Il leur serait peut-être utile de se re-pencher sur l'allégorie de la caverne selon Platon, dont l'idée fondamentale est que la carte n'est pas le territoire, le modèle pas la réalité, la surface du réel pas le réel, et que le matérialisme constitue en soi en biais.

 

Vidéo youtube : PLATON - L'allégorie de la caverne

 

 

Pour terminer, je voudrais enfin proposer ces deux derniers liens. Dans le premier j'attire aussi votre attention sur le premier commentaire, celui de Séraphin Lampion, qui mentionne un document Arte qu'il est intéressant de voir, très bien fait mais manquant effectivement de cohérence avec lui-même à certains moments, et qui n'est pas sans lien avec notre sujet.
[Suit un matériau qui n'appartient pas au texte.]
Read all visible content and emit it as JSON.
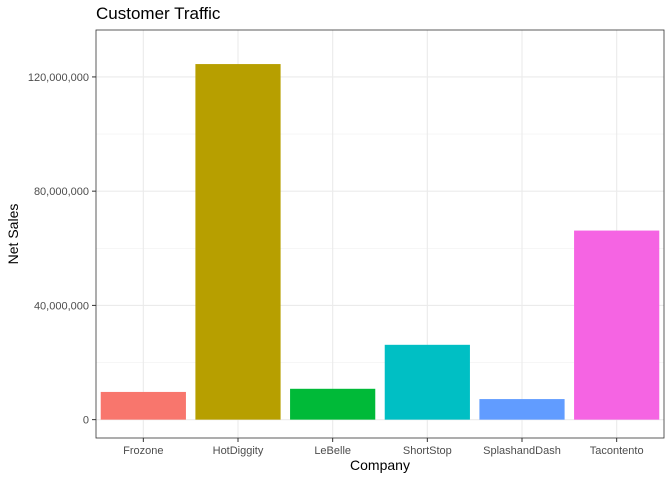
{
  "chart_data": {
    "type": "bar",
    "title": "Customer Traffic",
    "xlabel": "Company",
    "ylabel": "Net Sales",
    "categories": [
      "Frozone",
      "HotDiggity",
      "LeBelle",
      "ShortStop",
      "SplashandDash",
      "Tacontento"
    ],
    "values": [
      9700000,
      124500000,
      10800000,
      26200000,
      7200000,
      66200000
    ],
    "colors": [
      "#F8766D",
      "#B79F00",
      "#00BA38",
      "#00BFC4",
      "#619CFF",
      "#F564E3"
    ],
    "ylim": [
      0,
      130000000
    ],
    "yticks": [
      0,
      40000000,
      80000000,
      120000000
    ],
    "ytick_labels": [
      "0",
      "40,000,000",
      "80,000,000",
      "120,000,000"
    ],
    "grid": true,
    "legend": "none"
  }
}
Je n'ai pas voulu alourdir en en discutant, mais cela peut constituer un bon complément au problème de l'utilisation de la science dans le contexte postmoderne.

 

https://www.agoravox.fr/tribune-libre/article/complotisme-quand-tu-nous-tiens-231408

 

 

Enfin, une nouvelle série de réflexion de l'excellent Slobodan Despot, dont plusieurs sont singulièrement percutantes, et qui me semble avoir tout à fait sa place dans mon sujet, en tant que bon représentant de l'anti-conformisme et de l'indépendance d'esprit qui fait tellement défaut dans la scientismosphère qui défend encore des mesures restrictives que même leur science échoue à expliquer et démontrer, mais peu importe puisqu'on a vu que la foi et l'assentiment sont leurs véritables motivations, et non la rigueur et la vérité.

 

Vidéo youtube : PREMIER ANNIVERSAIRE DE LA DYSTOPIE! 5.2.2021 — Le briefing hebdomadaire avec Slobodan Despot

 

 

En mot de conclusion, et bien je dirais une énième fois qu'il faut se défier de toute censure, de tout terrorisme intellectuel, de toute chasse aux sorcières, surtout lorsque ceci émane d'esprits étroits imbus de leurs certitudes qu'ils prennent pour principes supérieurs, et notamment au nom de la scientificité lorsqu'elle sert de paravent à un sectarisme de plus en plus envahissant, zélote, souvent superficiel, fatigant et ridicule.